I have over 16000 photos in my library. They form a record of my life that I would be crushed if I lost. But I hardly ever look at them. There is just too much noise, (hopefully not in the pictures themselves). Also, a lot of them are distinctly average. Many probably aren’t even as good as that. This is in many ways a good allegory for writing, both mine and others, (okay, so this post might be a little bit about writing). It is easy to commit thoughts to paper now, or, more pertinently, the binary memory of whatever digital device I’m carrying at the time. This is great, it means I don’t forget ideas when I’m on the go and makes editing easy, but, like with the photography, I think something can be lost too. Why take the time to make sure every word and phrase are constructed just as they should be when it is so trivial to go back and change it later? How do you avoid the temptation to skip the editing process entirely when it is so easy to share your thoughts with the world as soon as they have spilled out of your brain, through your typing fingers and onto the screen? Instant and good enough.

Thoughtless and mundane might be another way of putting it. I never hand write anything, I hate my handwriting, (I can’t read it a lot of the time), and I love my iPad Pro, it suits me, so I’m certainly not advocating for a return to the written word being just that: written. What I do think though, is just because the world has become digital, doesn’t mean the good practices of the analogue world should be forgotten.

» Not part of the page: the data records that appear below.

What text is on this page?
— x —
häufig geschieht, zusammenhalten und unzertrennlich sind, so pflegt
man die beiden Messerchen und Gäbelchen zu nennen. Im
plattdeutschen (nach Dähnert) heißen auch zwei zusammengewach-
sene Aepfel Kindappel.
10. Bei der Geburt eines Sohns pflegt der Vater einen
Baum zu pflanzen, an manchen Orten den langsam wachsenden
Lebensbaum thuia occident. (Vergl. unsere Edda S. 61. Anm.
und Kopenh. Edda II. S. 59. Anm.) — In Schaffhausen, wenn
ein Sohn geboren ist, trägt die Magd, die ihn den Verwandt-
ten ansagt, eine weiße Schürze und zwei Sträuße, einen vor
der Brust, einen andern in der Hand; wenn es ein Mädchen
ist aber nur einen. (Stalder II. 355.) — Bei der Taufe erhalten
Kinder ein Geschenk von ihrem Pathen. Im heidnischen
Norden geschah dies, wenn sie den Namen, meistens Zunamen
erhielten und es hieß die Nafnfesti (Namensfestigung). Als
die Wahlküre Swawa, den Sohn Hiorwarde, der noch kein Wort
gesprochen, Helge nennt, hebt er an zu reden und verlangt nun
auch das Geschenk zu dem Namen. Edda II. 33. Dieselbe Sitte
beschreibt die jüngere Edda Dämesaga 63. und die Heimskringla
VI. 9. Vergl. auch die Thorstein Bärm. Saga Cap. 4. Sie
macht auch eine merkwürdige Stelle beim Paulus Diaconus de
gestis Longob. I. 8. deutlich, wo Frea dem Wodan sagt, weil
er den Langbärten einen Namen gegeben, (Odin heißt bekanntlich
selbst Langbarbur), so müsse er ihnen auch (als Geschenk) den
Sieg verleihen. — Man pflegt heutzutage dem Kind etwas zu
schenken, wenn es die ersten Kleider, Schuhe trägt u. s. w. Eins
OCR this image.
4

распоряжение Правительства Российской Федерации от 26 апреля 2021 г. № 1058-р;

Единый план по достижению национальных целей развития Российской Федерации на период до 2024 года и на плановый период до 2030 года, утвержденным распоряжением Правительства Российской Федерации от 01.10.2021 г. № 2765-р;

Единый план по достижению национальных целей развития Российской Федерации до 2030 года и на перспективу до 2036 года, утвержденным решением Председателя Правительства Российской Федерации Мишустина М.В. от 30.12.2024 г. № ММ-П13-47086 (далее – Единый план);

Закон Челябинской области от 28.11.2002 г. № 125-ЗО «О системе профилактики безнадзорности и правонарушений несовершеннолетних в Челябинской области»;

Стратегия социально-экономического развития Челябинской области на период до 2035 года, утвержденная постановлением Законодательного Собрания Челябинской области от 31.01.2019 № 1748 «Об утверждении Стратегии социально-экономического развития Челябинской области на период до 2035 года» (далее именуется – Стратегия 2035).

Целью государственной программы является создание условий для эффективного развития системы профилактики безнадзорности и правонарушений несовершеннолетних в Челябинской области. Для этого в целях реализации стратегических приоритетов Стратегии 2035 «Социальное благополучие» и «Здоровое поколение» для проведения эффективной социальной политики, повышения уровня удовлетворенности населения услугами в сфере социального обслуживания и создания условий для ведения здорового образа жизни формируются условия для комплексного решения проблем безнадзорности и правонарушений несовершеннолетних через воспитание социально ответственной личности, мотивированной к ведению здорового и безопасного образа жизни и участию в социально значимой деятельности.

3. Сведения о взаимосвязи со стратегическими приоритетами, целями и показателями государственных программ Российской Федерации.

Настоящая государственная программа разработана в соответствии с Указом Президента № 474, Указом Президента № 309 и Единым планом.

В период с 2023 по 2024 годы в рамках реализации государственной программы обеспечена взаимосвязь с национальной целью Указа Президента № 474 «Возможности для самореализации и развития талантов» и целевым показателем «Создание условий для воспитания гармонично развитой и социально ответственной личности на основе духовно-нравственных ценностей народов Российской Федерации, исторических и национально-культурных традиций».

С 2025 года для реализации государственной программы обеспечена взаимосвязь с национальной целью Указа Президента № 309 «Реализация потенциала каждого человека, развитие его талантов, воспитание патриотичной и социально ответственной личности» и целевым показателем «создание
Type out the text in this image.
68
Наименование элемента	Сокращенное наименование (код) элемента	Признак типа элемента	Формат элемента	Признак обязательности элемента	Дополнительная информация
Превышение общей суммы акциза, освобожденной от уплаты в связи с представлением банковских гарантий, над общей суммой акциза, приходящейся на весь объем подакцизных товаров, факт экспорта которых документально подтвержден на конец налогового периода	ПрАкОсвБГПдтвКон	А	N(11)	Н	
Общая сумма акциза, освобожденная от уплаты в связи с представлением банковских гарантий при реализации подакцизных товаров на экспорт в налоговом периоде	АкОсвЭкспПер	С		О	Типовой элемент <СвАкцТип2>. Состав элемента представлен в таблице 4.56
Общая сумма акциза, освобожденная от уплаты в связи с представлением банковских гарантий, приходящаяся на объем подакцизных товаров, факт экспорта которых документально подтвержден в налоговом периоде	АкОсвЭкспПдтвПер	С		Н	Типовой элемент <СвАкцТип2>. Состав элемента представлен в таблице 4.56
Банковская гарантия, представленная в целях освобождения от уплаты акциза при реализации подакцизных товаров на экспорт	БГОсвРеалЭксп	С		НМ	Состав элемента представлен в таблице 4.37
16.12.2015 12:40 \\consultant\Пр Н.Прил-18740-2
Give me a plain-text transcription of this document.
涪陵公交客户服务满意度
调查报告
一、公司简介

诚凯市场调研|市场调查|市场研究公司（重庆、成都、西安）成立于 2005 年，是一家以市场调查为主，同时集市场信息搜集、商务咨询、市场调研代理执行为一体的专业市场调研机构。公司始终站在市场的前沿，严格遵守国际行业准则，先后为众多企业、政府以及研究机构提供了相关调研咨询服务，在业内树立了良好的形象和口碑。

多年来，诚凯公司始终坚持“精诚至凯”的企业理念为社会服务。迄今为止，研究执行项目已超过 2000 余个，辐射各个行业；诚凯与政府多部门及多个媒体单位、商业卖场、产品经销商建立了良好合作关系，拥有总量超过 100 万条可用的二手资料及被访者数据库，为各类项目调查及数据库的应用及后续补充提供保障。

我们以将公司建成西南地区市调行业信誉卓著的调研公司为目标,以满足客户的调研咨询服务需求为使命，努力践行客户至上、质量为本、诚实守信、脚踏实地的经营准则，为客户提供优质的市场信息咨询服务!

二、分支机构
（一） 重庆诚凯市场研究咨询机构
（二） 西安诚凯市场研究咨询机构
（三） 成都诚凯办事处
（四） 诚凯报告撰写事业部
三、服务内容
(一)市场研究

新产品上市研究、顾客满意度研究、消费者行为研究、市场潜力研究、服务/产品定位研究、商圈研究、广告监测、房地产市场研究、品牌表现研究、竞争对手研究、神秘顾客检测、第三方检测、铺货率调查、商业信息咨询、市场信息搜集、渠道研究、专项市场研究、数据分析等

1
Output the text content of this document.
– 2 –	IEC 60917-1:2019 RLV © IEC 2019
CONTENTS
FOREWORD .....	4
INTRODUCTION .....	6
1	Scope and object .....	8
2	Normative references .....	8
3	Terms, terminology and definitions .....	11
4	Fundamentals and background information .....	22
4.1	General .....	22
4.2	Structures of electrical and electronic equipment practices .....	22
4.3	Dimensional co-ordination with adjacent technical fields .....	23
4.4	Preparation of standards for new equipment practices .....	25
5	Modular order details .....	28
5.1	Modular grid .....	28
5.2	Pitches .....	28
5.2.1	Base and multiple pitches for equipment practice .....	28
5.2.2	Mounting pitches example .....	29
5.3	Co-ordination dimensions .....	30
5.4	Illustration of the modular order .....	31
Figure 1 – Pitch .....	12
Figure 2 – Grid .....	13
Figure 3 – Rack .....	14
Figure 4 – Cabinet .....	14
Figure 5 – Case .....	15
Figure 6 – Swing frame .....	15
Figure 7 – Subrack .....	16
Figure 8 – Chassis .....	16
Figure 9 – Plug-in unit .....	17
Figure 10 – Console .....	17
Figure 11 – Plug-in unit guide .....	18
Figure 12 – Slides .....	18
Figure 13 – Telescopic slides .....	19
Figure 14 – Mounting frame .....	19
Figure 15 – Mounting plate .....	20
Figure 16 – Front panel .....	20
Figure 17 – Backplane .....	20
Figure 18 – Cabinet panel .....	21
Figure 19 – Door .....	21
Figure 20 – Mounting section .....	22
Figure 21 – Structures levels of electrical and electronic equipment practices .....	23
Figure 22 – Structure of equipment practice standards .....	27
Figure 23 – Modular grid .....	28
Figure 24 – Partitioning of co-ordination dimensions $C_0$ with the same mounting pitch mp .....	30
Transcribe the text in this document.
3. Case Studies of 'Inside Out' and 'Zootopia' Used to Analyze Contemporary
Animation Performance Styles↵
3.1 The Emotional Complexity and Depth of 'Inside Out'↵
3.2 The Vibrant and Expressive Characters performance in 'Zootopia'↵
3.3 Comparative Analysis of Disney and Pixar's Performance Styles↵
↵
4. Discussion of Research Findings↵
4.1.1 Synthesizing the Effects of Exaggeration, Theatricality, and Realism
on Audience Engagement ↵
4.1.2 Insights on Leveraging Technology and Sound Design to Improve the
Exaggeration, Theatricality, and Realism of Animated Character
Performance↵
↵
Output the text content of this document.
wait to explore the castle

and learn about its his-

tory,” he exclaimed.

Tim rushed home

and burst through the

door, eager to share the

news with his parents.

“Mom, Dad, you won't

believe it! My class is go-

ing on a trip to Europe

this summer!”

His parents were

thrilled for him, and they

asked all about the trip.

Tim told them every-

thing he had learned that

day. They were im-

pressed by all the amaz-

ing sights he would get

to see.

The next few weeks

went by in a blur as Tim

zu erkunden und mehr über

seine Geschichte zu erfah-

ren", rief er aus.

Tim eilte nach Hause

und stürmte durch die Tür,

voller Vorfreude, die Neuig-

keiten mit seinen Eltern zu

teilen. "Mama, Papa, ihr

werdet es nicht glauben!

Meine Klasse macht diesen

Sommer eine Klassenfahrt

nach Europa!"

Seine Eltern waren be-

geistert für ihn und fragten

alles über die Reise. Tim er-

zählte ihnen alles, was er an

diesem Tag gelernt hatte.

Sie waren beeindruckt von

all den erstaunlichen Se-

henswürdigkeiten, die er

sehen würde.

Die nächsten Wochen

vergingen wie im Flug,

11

And this is why I’m looking forward to playing with my Konstruktor camera. I’ll have to think about each shot carefully, (film is even more expensive now than it used to be thanks to Mr Supply and Mrs Demand). I’ll have to be patient before seeing the results, so I’ll get to think about what they might mean. When I do get the film developed, I’m sure I’ll want to scan the best pictures so I can add them to my digital library and when I do, I’ll be taking the time to look at them again properly, remembering the moment. I’ll be getting more from those 30 photos than I might from the next 500 I take digitally and it is this care and thought I want to carry forward into my writing.